Потом, в период медленного возмужания, я брался за другие профессии — работал в экспедиции одного еженедельника, в институте социального страхования, где сортировал и классифицировал досье, не имевшие никакого значения ни для меня, ни для самих застрахованных; потом поступил на временную, вернее, кратковременную службу в городскую библиотеку, потом служил ночным корректором в редакции, два лета проработал маляром, год был продавцом в магазине лаков и красок, занимался переводами, писал стихи, печатал, когда подворачивался случай, очерки и репортажи, начал большой роман и усиленно трудился над трехтомной историей современного искусства, первую часть которой даже закончил — разумеется, без всяких видов на публикацию. В общем, мне было двадцать три года; в голове кишели всякого рода проекты, и дни были заполнены до отказа — когда работой, а когда выпивками и пьяными дискуссиями, и проблема профессии нисколько меня не волновала, потому что я знал: профессия у меня есть, и не одна, а несколько, и даже не несколько, а много, и все они казались мне если не одинаково увлекательными, то, во всяком случае, одинаково несложными.
В детстве и даже юности все мои увлечения, включая и увлечения различными профессиями, определялись двумя полярными факторами: улицей и отцовским кабинетом. Но хоть я и перенял некоторые воззрения и привычки отца — о чем никогда не жалел, — улица властно воздействовала на меня — о чем я никогда не сожалел тоже.
Мы жили тогда неподалеку от Докторского сада, квартал считался респектабельным, и в нашем классе училось довольно много «богатых сынков», как мы их беззлобно именовали, но между мною и отпрысками буржуазных семейств почему-то хорошие отношения не завязывались. Я был сыном писателя и профессора — писательское ремесло было тогда не в почете, но профессорское звание — совсем иное дело, и сначала кое-кто из моих богатых соучеников принял меня в свой круг; помню, что я за короткий срок сблизился с первым учеником нашего класса, пухлым, розовощеким мальчуганом по фамилии Фридман. Причиной тому послужило то, что он тоже уже читал Майна Рида, но главное, он носил фамилию, связанную с самыми ранними моими воспоминаниями.
Мне было тогда лет около шести — дело произошло сразу же после взрыва в церкви «Света Неделя»,[1] мои тетушки просматривали в кухне газеты, а когда я подошел, спрятали их от меня, но я уже успел тайком глянуть на фотографии на первой странице. Тетушки продолжали разговаривать между собой, и хоть я ничего толком не знал о взрывах и виселицах, все же понял, что речь идет об очень страшных событиях. У всех на устах было имя некоего Фридмана, говорили о том, что он шел к виселице с дымящейся сигаретой во рту, и спорили, наглость это или героизм.
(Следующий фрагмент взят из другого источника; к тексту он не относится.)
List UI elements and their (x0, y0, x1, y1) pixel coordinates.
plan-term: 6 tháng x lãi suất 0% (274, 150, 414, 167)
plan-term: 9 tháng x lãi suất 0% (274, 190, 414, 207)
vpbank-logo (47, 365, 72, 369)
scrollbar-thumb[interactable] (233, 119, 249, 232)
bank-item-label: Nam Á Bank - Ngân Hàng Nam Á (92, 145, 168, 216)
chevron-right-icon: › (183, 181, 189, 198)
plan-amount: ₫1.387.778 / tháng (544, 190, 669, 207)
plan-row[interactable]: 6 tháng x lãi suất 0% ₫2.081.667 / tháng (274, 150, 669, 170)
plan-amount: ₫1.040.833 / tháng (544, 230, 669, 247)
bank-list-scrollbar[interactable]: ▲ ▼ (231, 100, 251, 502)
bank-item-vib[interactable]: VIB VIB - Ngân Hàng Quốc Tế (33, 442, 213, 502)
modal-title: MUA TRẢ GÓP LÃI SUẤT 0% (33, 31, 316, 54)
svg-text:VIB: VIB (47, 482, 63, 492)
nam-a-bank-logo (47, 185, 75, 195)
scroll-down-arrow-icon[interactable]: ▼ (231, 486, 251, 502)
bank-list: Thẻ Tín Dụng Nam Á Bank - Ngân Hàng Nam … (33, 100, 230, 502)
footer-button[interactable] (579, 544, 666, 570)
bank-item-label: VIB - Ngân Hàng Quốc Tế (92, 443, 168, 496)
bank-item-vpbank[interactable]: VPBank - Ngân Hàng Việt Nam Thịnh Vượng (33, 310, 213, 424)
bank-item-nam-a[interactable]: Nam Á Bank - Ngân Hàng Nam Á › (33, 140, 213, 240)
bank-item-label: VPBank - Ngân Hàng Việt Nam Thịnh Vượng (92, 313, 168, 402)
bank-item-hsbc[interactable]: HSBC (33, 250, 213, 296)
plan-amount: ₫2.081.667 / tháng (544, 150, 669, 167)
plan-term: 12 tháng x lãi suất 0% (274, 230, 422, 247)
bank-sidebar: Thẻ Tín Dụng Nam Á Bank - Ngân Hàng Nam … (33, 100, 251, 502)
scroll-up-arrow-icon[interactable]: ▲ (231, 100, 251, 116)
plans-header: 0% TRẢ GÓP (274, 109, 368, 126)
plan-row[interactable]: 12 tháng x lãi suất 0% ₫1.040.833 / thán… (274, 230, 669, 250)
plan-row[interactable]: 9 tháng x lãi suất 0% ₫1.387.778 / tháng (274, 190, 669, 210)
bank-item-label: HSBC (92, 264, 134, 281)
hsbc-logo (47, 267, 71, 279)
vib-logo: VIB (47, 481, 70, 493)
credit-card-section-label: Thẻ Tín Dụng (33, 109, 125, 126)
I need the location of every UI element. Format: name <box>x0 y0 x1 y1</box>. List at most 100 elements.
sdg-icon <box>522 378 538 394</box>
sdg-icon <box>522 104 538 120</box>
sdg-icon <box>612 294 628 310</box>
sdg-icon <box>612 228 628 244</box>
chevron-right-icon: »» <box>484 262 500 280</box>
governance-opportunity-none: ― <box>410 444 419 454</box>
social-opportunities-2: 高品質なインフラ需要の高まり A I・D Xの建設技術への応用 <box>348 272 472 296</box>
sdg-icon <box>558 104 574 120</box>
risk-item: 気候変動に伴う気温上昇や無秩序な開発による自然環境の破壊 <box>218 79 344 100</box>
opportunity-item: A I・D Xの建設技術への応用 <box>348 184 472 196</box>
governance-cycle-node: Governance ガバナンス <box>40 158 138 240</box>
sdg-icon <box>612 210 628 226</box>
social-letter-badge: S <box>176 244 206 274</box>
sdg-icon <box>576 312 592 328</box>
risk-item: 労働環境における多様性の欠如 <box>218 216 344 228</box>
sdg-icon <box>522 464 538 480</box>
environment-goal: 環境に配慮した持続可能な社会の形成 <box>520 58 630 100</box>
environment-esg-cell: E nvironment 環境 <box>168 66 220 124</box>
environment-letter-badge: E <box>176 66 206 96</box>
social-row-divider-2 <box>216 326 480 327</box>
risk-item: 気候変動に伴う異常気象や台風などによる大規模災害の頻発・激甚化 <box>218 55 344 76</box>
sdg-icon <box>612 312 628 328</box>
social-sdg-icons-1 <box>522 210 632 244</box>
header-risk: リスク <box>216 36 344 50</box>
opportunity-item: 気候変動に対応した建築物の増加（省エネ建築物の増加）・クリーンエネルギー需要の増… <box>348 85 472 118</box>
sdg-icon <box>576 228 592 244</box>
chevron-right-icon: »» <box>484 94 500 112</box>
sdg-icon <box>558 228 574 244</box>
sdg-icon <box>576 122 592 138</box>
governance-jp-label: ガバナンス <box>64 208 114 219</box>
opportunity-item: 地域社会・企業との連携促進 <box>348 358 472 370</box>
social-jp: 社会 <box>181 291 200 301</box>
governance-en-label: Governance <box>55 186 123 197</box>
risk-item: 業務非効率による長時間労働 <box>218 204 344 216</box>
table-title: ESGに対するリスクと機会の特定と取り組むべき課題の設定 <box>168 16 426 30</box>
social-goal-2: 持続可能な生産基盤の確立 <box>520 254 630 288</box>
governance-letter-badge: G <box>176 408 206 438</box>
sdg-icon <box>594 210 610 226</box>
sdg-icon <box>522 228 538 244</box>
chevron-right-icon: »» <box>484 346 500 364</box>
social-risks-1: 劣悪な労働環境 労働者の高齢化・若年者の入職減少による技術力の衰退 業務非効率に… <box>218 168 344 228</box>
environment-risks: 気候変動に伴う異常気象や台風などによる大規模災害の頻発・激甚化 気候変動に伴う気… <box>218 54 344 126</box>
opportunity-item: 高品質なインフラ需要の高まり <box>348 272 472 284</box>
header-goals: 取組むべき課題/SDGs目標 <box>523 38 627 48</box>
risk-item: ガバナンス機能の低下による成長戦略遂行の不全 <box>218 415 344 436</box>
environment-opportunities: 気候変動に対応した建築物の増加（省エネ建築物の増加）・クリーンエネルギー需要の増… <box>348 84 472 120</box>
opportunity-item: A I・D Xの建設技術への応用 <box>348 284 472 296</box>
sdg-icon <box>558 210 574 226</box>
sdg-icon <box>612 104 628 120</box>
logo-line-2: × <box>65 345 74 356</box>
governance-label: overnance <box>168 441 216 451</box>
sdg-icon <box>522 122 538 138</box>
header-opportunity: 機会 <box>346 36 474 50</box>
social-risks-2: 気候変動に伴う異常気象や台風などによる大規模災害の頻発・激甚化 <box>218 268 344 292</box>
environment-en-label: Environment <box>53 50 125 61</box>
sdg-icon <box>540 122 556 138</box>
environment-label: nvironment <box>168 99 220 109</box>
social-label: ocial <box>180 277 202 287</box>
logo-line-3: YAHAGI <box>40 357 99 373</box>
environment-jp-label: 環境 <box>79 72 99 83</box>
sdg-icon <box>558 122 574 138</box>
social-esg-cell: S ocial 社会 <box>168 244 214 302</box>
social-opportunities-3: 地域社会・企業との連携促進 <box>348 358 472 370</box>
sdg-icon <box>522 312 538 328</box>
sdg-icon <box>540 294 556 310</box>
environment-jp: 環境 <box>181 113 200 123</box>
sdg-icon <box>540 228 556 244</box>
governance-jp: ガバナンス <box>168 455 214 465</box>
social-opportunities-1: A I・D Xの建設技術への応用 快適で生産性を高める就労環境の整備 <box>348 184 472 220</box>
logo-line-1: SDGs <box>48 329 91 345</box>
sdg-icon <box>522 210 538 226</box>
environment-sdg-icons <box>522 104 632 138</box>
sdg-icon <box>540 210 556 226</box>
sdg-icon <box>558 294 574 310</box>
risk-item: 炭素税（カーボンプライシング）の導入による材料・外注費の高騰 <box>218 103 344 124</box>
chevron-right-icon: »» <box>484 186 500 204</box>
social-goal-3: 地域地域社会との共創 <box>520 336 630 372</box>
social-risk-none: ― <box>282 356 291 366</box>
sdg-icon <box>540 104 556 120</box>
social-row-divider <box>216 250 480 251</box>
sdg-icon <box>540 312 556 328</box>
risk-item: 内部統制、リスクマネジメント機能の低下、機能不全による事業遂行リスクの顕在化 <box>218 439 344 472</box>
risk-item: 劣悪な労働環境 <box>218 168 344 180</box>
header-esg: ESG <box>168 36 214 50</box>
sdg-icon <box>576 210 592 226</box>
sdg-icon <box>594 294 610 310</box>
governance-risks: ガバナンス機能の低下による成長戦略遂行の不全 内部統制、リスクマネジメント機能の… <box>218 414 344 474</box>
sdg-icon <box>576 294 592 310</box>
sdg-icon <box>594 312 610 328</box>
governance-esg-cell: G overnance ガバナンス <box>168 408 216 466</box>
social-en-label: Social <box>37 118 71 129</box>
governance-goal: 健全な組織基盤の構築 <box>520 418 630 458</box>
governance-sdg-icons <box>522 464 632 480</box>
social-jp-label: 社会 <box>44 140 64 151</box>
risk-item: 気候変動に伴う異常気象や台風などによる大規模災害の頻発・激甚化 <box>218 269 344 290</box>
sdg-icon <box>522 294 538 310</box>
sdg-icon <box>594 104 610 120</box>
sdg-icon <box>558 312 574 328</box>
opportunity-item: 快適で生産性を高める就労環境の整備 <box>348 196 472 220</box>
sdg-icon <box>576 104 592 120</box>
В героизме я разбирался не больше, чем во взрывах, но тут впервые испытал какой-то неосознанный восторг перед человеком — человеком, который шел навстречу самому страшному твердым шагом и с сигаретой во рту.
Однако мой соученик ничего общего с тем Фридманом не имел, и отец его был не революционер; а лесоторговец, и жили они в конце улицы Шипка в богатом доме с башенками и флюгером, у толстяка-отличника была своя комната, свой письменный стол и даже свой собственный книжный шкаф. А всего досаднее было, что, когда я в первый и единственный раз пришел к нему в гости, на меня посыпались предупреждения: туда не входить, это не трогать и т. д. Потом появилась хозяйка дома, элегантно одетая — собиралась, должно быть, куда-то идти. Появилась, чтобы угостить нас пирожными и, возможно, взглянуть, кого привел в дом ее сын. Она любезно улыбнулась мне, погладила по голове, а потом сделала замечание — надо помыть коленки и попросить маму пришить пуговицы на кофте. На мне была старая вязаная кофта из грубой шерсти, и я чувствовал себя в ней довольно неловко среди окружающего блеска, тем более что пуговицы и впрямь давно отлетели. Я смущенно молчал, на душе было тяжело — и за себя, и больше всего за маму, которая умерла за два года до этого.
Да, этот Фридман, наш первый ученик, действительно не имел ничего общего с Фридманом — революционером, и наша дружба быстро остыла, как чуть позже остыла и дружба с другим моим соучеником, сыном бывшего министра. В сущности, наши отношения с этим, другим, сводились к тому, что мы после уроков шли вместе домой — нам было по дороге. Но потом кончилось и это, потому что он мне сообщил, что, по мнению его старшей сестры, мой отец не настоящий профессор, а чудак и пьянчуга, на что я немедленно отпарировал тем, что стукнул его ранцем по голове, он, естественно, ответил мне тем же, и мы медленно шли по улице, все более яростно колошматя друг друга тяжелыми ранцами, пока какой-то прохожий не разнял нас и не развел в стороны, причем навсегда.